Italy Between the 1960’s and 1970’s Part 3
In the meantime, the reunification process was underway within the two socialist parties. In November 1965, the XXXVI national congress of the PSI was held (the autonomist current had obtained 80% of the votes against 18% of the Lombardians, but the positions of the two leaders of the autonomist current began to differ due to the reserves of De Martino on the certainties of Nenni) and a “period of common action and common responsibilities at party, parliamentary group and local government level” was proposed to the PSDI. In early January 1966, in Naples, the XIV national congress of the PSDI reaffirmed its unanimous propensity for unification. A joint committee was charged with preparing the charter of principles, the statute and the transitional norms of the new party; the documents were prepared during the summer (on the ideological and programmatic level we were referring to the principles of the Socialist International and on the organizational level it was foreseen a duplicity of offices at all levels up to the first national congress), extraordinary congresses of the two parties, which ratified the agreements and merged, on October 30, into what was called the Socialist Constituent Assembly. Nenni, who had fought more tenaciously for that result, was proclaimed president of the new party, while the secretariat was hired by De Martino for the former PSI and by Tanassi for the former PSDI. Shortly thereafter, having overcome the economic phase, having marked a full recovery in 1966, and approaching the end of the legislature, the urgent problem of a the broadest possible implementation of the original reform agenda. This was the subject of the so-called “verification” requested by the new unified socialist party against the DC, which led to a general agreement in early March 1967 on the prompt approval of the five-year plan (which was definitively approved by the Chamber within a few days and the Senate in July) and on the electoral law of regional councils, which came into force in February 1968.

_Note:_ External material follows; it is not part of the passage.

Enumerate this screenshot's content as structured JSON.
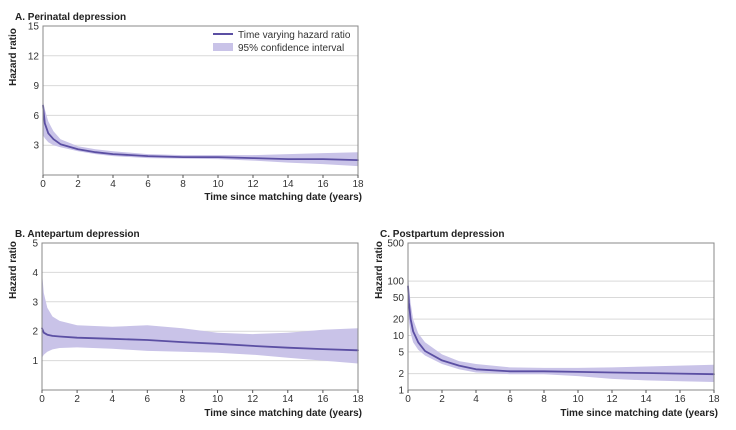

As the political elections, set for May 19, 1968, approached, the coalition could, yes, claim to have made the country overcome the economic crisis and to have led to the approval of some of the main programmatic hinges, but it could not but be affected by the disappointment aroused by the postponed implementations or by the opposition raised by counterproductive measures such as that on pensions, taken almost on the eve of the elections: not to mention the heavy climate for the sudden and sensational student revolt that spread between the end of 1967 and the beginning of 1968 in Italian universities. It was a revealing explosion of a precarious university situation, but which assumed precise political and social meanings,
In August 1964, Togliatti suddenly died in Yalta, leaving behind a document critical of Soviet politics, which claimed a wider margin of autonomy for individual communist parties. It happened to him at the party secretariat L. Longo. But the repudiation of the line taken by the Chinese Communist Party, in the great schism that tore the communist world, raised opposition and criticism in the name of revolutionary principles and led to the creation of small but numerous Marxist-Leninist nuclei outside and to the left of the PCI; Longo’s new direction, within the broader framework of the line of international detente and the development of national paths to socialism, was driven to evaluate the effective possibilities of action in Italy and of possible confluences with other forces. Thus was launched in 1964 the idea of a single party of the Italian left, or prospects of convergence with the Catholic left, what was called the “conciliar republic”, were advanced. The same IX national congress of the PCI, held in Rome at the end of January 1965, debated these perspectives and in any case revealed an internal ferment that until then had not had the opportunity to manifest itself and a differentiation of positions between the right of Amendola and the left of Ingrao.
According to Mysteryaround, the elections of May 1968 marked a further decline compared to 1963 for the center-left parties, down from 59.6 to 55.6%, but with a difference compared to the previous elections. If then the decline had been almost entirely of the DC, this time it was all of the new unified socialist party. The DC increased slightly from 38.3 to 39.1%, and so did the PRI from 1.4 to 2%. The electoral body, on the other hand, shattered the hopes placed on unification, causing the new formation to lose as much as 5.4% of the votes (from a total of 19.9 to 14.5%). A large part of these votes converged on the PSIUP (4.5%), towards which the new protesting youth groups were mainly oriented, and a part instead contributed to the further success of the PCI, which increased from 25.3 to 26, 9%. On the right all the parties dropped: the PLI from 7.0 to 5.8%, the PDIUM from 1.8 to 1.3% and the MSI from 5.1 to 4.5% with an overall loss of 2.3%. The bitter electoral disappointment led to the decision of the ministerial “disengagement” in the unified socialist party, making the attempt by the Hon. Rumor of setting up a new center-left government, in place of Moro sacrificed by the DC as a result of the defeat of the coalition.